On this road, there are a few types of shops. You have the usual chain stores: Asda, Greggs, McDonald's, KFC, the usual banks, etc. And then you have the independent shops, many of which are fantastic, and 99% of them owned and run by immigrants. There is a Reggae record stall right near the station, African shops that sell indigenous food (Snail on a stick, anyone?), a shop that sells some great Turkish pizza, and some great restaurants, including an Italian, Thai, Chinese, Vietnamese, Caribbean, Turkish and African restaurant. On this road, I have had some of the greatest ever Caribbean Chicken ever, (super fiery hot with amazing quality chicken and soaked in tangy sauce, served with Caribbean rice) which was at a Caribbean takeaway which was briefly based next door to The Elbow Room, and I have been able to track down some great Cypriot food from some of the Eastern European speciality shops that operate there. You only have to take a stroll down the road to see exactly how multicultural Tottenham is, and how much the richer it is for it. More details are in this BBC piece on the area, and its diversity. http://www.bbc.co.uk/worldservice/specials/1044_ourstreet/index.shtml (Ironically enough, though, my love for many of the shops was thrown into a bit of a quandary one day, by the BBC themselves, as I have explained in an after note....)

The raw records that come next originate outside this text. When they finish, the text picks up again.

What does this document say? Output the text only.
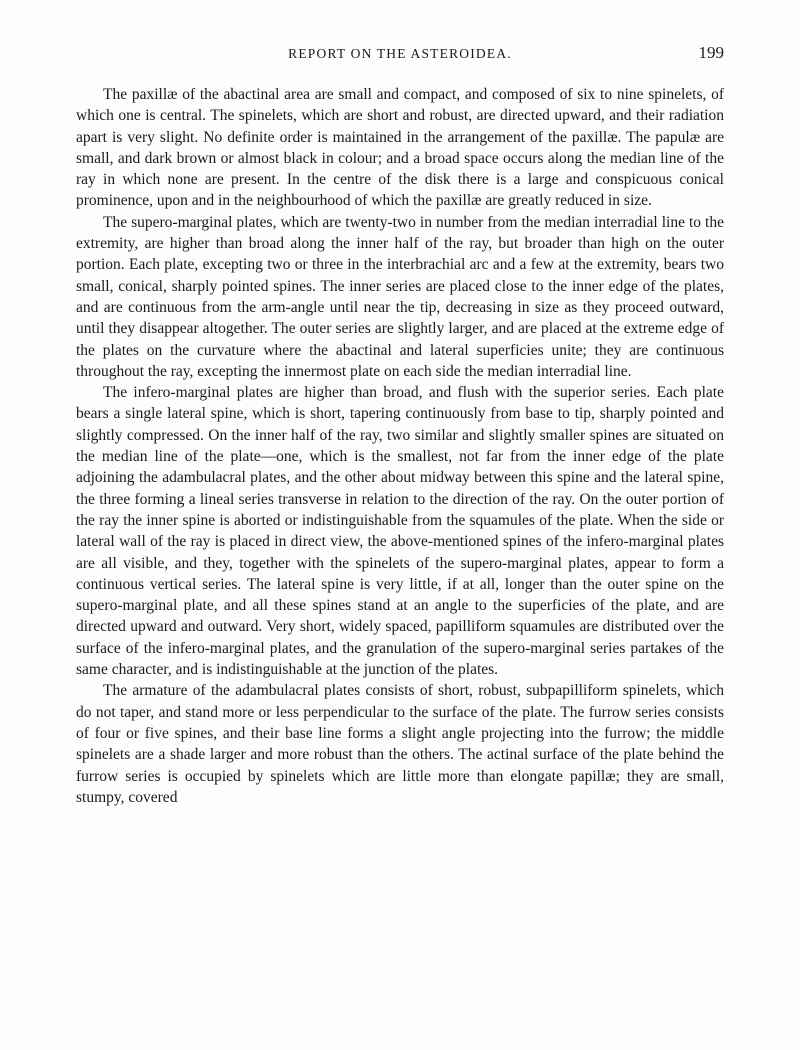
REPORT ON THE ASTEROIDEA.	199

The paxillæ of the abactinal area are small and compact, and composed of six to nine spinelets, of which one is central. The spinelets, which are short and robust, are directed upward, and their radiation apart is very slight. No definite order is maintained in the arrangement of the paxillæ. The papulæ are small, and dark brown or almost black in colour; and a broad space occurs along the median line of the ray in which none are present. In the centre of the disk there is a large and conspicuous conical prominence, upon and in the neighbourhood of which the paxillæ are greatly reduced in size.

The supero-marginal plates, which are twenty-two in number from the median interradial line to the extremity, are higher than broad along the inner half of the ray, but broader than high on the outer portion. Each plate, excepting two or three in the interbrachial arc and a few at the extremity, bears two small, conical, sharply pointed spines. The inner series are placed close to the inner edge of the plates, and are continuous from the arm-angle until near the tip, decreasing in size as they proceed outward, until they disappear altogether. The outer series are slightly larger, and are placed at the extreme edge of the plates on the curvature where the abactinal and lateral superficies unite; they are continuous throughout the ray, excepting the innermost plate on each side the median interradial line.

The infero-marginal plates are higher than broad, and flush with the superior series. Each plate bears a single lateral spine, which is short, tapering continuously from base to tip, sharply pointed and slightly compressed. On the inner half of the ray, two similar and slightly smaller spines are situated on the median line of the plate—one, which is the smallest, not far from the inner edge of the plate adjoining the adambulacral plates, and the other about midway between this spine and the lateral spine, the three forming a lineal series transverse in relation to the direction of the ray. On the outer portion of the ray the inner spine is aborted or indistinguishable from the squamules of the plate. When the side or lateral wall of the ray is placed in direct view, the above-mentioned spines of the infero-marginal plates are all visible, and they, together with the spinelets of the supero-marginal plates, appear to form a continuous vertical series. The lateral spine is very little, if at all, longer than the outer spine on the supero-marginal plate, and all these spines stand at an angle to the superficies of the plate, and are directed upward and outward. Very short, widely spaced, papilliform squamules are distributed over the surface of the infero-marginal plates, and the granulation of the supero-marginal series partakes of the same character, and is indistinguishable at the junction of the plates.

The armature of the adambulacral plates consists of short, robust, subpapilliform spinelets, which do not taper, and stand more or less perpendicular to the surface of the plate. The furrow series consists of four or five spines, and their base line forms a slight angle projecting into the furrow; the middle spinelets are a shade larger and more robust than the others. The actinal surface of the plate behind the furrow series is occupied by spinelets which are little more than elongate papillæ; they are small, stumpy, covered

However, there are two shops that dominate the road. The worst offender being betting shops. Even the local MP, David Lammy, has been on his soapbox about it. Quite rightly too. There are too many of them. "How many is too many?" you might say?" 4? Is 5 too many? "People like to bet don't they, what's wrong with betting shops?" Well, there are 38 of them in Tottenham. Within a 6 mins walk, you can pass about 6 or 7 of them. And if I am being honest, I have seen a deterioration of the area since they opened. Local pub? Good place for a betting shop!! Local family business? Ladbrokes will love that site!! I think this is the one factor that is holding the area back the most. I have personally spoken to about 6 bands who have come to Tottenham Hale to use the studios, really liked it, and then decided to check out rental property in Bruce Grove, as it seemed close to the studios, and they were surprised by the quick transport links to the area. Sadly, all of them, with no exceptions, said that the betting shops were an eyesore. And you know what? They are! How many were interested in renting in the area? 6. How many ended up renting? 0. All of them had jobs, were nice people, and would redoubtably have spent money in the local area. Such a shame.

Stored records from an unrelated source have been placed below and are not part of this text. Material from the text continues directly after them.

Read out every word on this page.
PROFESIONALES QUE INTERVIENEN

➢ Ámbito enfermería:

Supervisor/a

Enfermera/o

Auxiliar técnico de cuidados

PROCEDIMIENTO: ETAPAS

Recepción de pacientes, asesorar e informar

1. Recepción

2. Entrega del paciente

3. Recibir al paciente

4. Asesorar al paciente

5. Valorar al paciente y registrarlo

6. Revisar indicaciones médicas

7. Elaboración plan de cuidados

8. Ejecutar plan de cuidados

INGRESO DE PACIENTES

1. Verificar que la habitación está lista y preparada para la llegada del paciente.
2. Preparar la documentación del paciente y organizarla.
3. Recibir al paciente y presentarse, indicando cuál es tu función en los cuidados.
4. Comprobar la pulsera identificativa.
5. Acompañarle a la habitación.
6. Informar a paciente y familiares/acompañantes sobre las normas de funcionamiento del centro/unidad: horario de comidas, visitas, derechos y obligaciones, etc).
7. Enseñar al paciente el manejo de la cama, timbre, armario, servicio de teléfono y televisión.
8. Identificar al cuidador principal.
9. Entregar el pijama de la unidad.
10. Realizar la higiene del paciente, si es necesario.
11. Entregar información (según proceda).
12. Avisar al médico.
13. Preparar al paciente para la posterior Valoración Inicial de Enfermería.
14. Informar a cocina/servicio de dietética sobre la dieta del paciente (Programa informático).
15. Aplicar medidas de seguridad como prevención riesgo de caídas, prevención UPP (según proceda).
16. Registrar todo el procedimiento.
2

The other shop that is plentiful in the area are hairdressers, and barbers. Tottenham, in general seems to be full of them. 30 or so, at least. I think that they are really great, and add to the area a lot. (Which I guess is ironic for a man who hasn't been to one in nearly 15 years). Now, when looking at the effect that any shop can have on an area, you can look at it from one of two different points of view. The first one being from a cultural and community point of view, i.e. a non economic point of view, which is just counting the value that they add to the area, apart from a value that can be measured in pound-sterling. For example, an Art gallery, as well as giving people a chance to spend money in an area, and employing people in it, are nice for an area. They give you something to look at while passing, and can bring a bit of vibrancy to an area. I believe that the betting shops detract from the culture and community of the area, and take both money and the soul out of the community. However, the barber shops, I think do the exact opposite. Walk past, and, especially on a Friday and Saturday night, they seem to be crammed, almost like they are a social club! I guess that, in a way, they are. After all, if you don't drink, and don't want to be in a drinking atmosphere, as many of the social clubs seem to have shut down, there are not too many places where people can gather for social reasons.